Si photographie peut métaphoriser le regard par ses qualités contentantes, elle comporte cependant le risque de réactiver la zone traumatique qui revoie aux traces perceptivo motrices non symbolisées. Elle met en scène le pôle perceptif lié aux expériences antérieures et en particulier celles qui sont liées aux images.

En effet, il est important d’avoir à l’esprit non seulement le type d’espace externe que le dispositif propose, mais aussi l’espace interne de l’accueillant que l’on met à la disposition du sujet. L’espace, je le rappelle, renvoie à tout autre type d’espace. De ce fait, le climat trouvé dans un espace donné, fondé sur la présence et la place de l’autre, est essentiel. L’accompagnant, à ce titre, ne doit être ni trop envahissant (au risque de rappeler le trop perçu de l’autre en soi), ni trop absent. C’est à cette condition que la rencontre peut être vivante. Dans le cas contraire, le risque serait de mettre les sujets rencontrés dans une situation proche de ce que A. Green (1980) relate à propos du complexe de la mère morte 51 .

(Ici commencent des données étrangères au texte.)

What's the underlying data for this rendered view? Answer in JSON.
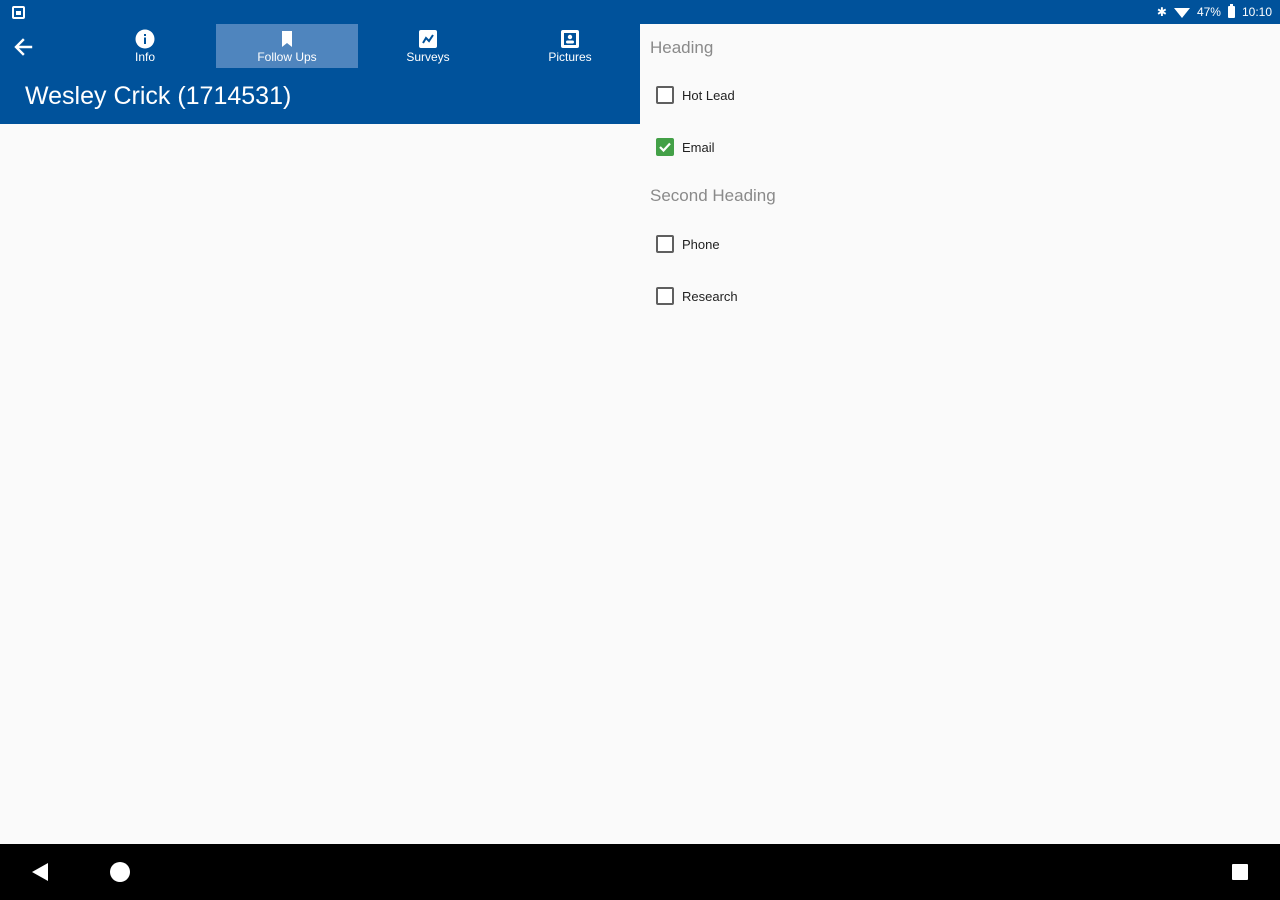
{
  "status_bar": {
    "battery": "47%",
    "time": "10:10"
  },
  "app_bar": {
    "title": "Wesley Crick (1714531)",
    "tabs": [
      {
        "label": "Info",
        "icon": "info-icon",
        "active": false
      },
      {
        "label": "Follow Ups",
        "icon": "bookmark-icon",
        "active": true
      },
      {
        "label": "Surveys",
        "icon": "survey-icon",
        "active": false
      },
      {
        "label": "Pictures",
        "icon": "picture-icon",
        "active": false
      }
    ]
  },
  "panel": {
    "sections": [
      {
        "heading": "Heading",
        "items": [
          {
            "label": "Hot Lead",
            "checked": false
          },
          {
            "label": "Email",
            "checked": true
          }
        ]
      },
      {
        "heading": "Second Heading",
        "items": [
          {
            "label": "Phone",
            "checked": false
          },
          {
            "label": "Research",
            "checked": false
          }
        ]
      }
    ]
  },
  "colors": {
    "primary": "#00529b",
    "active_tab": "#4f85be",
    "check_green": "#43a047"
  }
}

Le travail de la photo sur l’image peut apporter une consolidation des assises narcissiques par le biais de la reconnaissance. Dans ce contente, l’assouplissement des processus tertiaires, (Green, 1972) est souvent possible par le jeu, où une certaine séduction réciproque permet d’investir une activité ou un espace.

Notes
50.

J’ai développé, avec le cas de Démo et de Riri, couple punk, le traitement traumatique que ces sujets font de leur surface corporelle mais également les ruptures brutales qu’ils exercent concernant la surface de l’espace habité.

51.

« Derrière le complexe de la mère morte, se cache une scène primitive insupportable, réalisant une triangulation précoce et une dépossession narcissique. Celles-ci empêchent la première triangulation mère-structure encadrante-sujet, car comme dira Green plus tard dans De la tiercéité, (1990), et Le travail de négatif (1994), il y a toujours une triangulation, même dans la relation duelle : entre l’enfant, sa mère et la relation elle-même, à minima. Aussi lorsque cette étape, qui inclut l’auto-érotisme, ne se faitpas, le désir de la mère pour le père devient irreprésentable pour l’enfant, et laisse place à l’imago de la mère morte dissimulant une scène primitive mortifère. On pourrait dire que la mère morte a été possédée-tuée par le père, tandis que la mère phallique aurait plutôt supprimé le père pour le déposséder du phallus » (F. Duparc, 1996, Psychanalystes d’aujourd’hui, André Green, p.62).